En réalité, il y a autre chose.
Nous parlions du temps qui s'écoule circulairement au lieu de passer linéairement, de film projeté en boucle sur l'écran de l'imaginaire, d'un certain caractère obsessionnel perceptible dans le discours. Mais enfin, de quoi parlons-nous donc, si ce n'est d'un mouvement qui ne demanderait qu'à aller librement son chemin, s'il n'était pas sans cesse repoussé vers l'intérieur, forcé d'y rester ? Ce blocage, qui ne génère donc pas l'arrêt du mouvement[2] au sens propre, mais la cessation de toute continuité de par l'enfermement qui lui est imposé, est pour la personne qui le développe[3] une manière sophistiquée de rester connectée à son traumatisme.

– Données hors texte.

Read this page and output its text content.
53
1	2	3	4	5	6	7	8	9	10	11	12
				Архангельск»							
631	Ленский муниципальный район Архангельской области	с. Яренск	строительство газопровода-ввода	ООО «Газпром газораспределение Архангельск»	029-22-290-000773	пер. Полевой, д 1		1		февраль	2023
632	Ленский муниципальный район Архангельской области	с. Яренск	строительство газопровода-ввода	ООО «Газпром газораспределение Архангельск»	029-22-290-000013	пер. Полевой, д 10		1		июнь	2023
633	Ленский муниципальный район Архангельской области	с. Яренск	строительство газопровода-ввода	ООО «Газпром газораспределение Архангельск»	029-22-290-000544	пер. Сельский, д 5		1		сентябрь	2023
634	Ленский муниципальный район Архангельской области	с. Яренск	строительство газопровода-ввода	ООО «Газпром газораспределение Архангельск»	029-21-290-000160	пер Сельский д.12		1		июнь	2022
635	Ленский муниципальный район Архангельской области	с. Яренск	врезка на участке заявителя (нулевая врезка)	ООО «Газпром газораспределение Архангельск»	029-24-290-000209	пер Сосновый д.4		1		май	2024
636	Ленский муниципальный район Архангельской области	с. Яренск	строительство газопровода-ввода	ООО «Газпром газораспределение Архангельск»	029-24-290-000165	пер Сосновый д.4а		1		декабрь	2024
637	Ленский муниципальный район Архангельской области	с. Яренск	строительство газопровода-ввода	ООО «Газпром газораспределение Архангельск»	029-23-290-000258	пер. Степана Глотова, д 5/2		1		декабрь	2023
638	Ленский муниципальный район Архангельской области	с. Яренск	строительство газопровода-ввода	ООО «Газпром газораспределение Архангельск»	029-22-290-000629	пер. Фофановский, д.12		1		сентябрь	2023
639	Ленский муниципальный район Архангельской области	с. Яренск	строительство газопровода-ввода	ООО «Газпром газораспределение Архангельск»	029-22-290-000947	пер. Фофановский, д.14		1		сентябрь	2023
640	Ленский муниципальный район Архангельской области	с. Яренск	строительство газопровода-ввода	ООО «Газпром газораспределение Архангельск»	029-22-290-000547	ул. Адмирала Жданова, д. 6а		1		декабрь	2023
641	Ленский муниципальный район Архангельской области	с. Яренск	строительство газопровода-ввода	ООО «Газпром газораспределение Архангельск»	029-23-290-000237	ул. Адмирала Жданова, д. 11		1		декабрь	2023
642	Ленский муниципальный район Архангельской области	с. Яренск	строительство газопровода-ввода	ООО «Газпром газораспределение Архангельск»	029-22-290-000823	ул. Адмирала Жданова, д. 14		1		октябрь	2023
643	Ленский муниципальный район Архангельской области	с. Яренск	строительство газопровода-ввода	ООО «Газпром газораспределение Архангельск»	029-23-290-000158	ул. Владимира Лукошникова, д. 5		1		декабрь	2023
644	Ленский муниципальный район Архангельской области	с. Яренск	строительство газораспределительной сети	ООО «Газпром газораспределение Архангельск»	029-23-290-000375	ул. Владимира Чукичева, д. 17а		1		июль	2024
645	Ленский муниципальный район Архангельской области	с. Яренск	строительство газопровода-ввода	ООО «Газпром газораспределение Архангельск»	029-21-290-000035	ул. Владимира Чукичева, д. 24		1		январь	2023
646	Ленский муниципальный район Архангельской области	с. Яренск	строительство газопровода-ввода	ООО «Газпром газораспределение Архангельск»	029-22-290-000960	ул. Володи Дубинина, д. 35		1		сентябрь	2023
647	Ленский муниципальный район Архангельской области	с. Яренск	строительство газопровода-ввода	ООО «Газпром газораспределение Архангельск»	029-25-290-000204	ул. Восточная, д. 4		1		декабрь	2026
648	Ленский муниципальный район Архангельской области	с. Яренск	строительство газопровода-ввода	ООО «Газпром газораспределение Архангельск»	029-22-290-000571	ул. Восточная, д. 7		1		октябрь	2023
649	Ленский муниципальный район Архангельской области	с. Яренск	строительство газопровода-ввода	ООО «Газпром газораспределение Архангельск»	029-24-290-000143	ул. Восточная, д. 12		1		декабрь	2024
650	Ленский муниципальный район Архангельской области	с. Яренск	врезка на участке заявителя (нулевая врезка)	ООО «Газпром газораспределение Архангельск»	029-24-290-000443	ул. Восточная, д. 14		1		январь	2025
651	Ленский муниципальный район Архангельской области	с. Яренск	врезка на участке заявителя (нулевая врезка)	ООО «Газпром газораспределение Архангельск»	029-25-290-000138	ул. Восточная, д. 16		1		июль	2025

Dans ce schéma, la mémoire est continûment encombrée par le souvenir douloureux que le sujet[4] empêche de s'enfoncer dans les limbes de l'oubli. Dans ce schéma, le deuil est strictement impossible, puisque le sujet réactualise perpétuellement son passé, autour de l'événement traumatique.
Pourquoi s'infliger pareil traitement ? Pourquoi rester dans un cauchemar éveillé, dont il faut décidément se demander comment il peut être supporté tant il est étouffant ? Le titre de l'article prend maintenant tout son sens. Pourquoi ce surplus de souffrances, demandons-nous ? Tout simplement pour éviter de perdre le contrôle, pour éviter de n'être qu'un Starman à la dérive, subissant un mouvement angoissant contre lequel il ne peut rien.
En dépit de toute apparence, s'accrocher au traumatisme évite de perdre pied. Plutôt qu'un saut dans l'inconnu[5], on préfère rester dans le connu, serait-il anxiogène. Tel est finalement le dilemme vers lequel pousse le traumatisme : choisir entre souffrance et souffrance.
Un autre choix, qui est aussi le plus courageux, doit encore être envisagé. Le choix de lâcher la main du cauchemar que l'on entretient car il nous empêche de sombrer. Nous l'avons dit : il représente un refuge familier, il propose une structure à laquelle s'accrocher quand la tempête des affects gronde et menace de nous emporter. En toute hypothèse, n'allons pas assimiler ce choix à un élan d'optimisme forcé. En fait, c'est une mitsva : « Tu choisiras la vie ! »[6]. Certains diront qu'elle n'est pas facile, surtout dans un tel contexte. C'est exact, elle n'est pas facile. Ce que D.ieu demande D.ieu à l'homme, serait-ce « simplement » de vivre, n'est pas facile. Mais au moins, c'est vrai. Et sur l'autel de la vérité, il importe de sacrifier quelques efforts.
[1] Et l'intelligence émotionnelle.
[2] Le mouvement de la vie, cela va sans dire.
[3] Car nous n'avons pas affaire à un blocage-réflexe, mais à un blocage pensé, orchestré.
[4] En psychanalyse, ce terme fait référence au monde psychique de l'individu, qui pourra et même devra être interrogé par celui-ci, au cours d'un processus réflexif visant à le connaître, à se connaître.
[5] La douleur projette en effet vers des états d'autant plus redoutés qu'ils ne sont pas connus.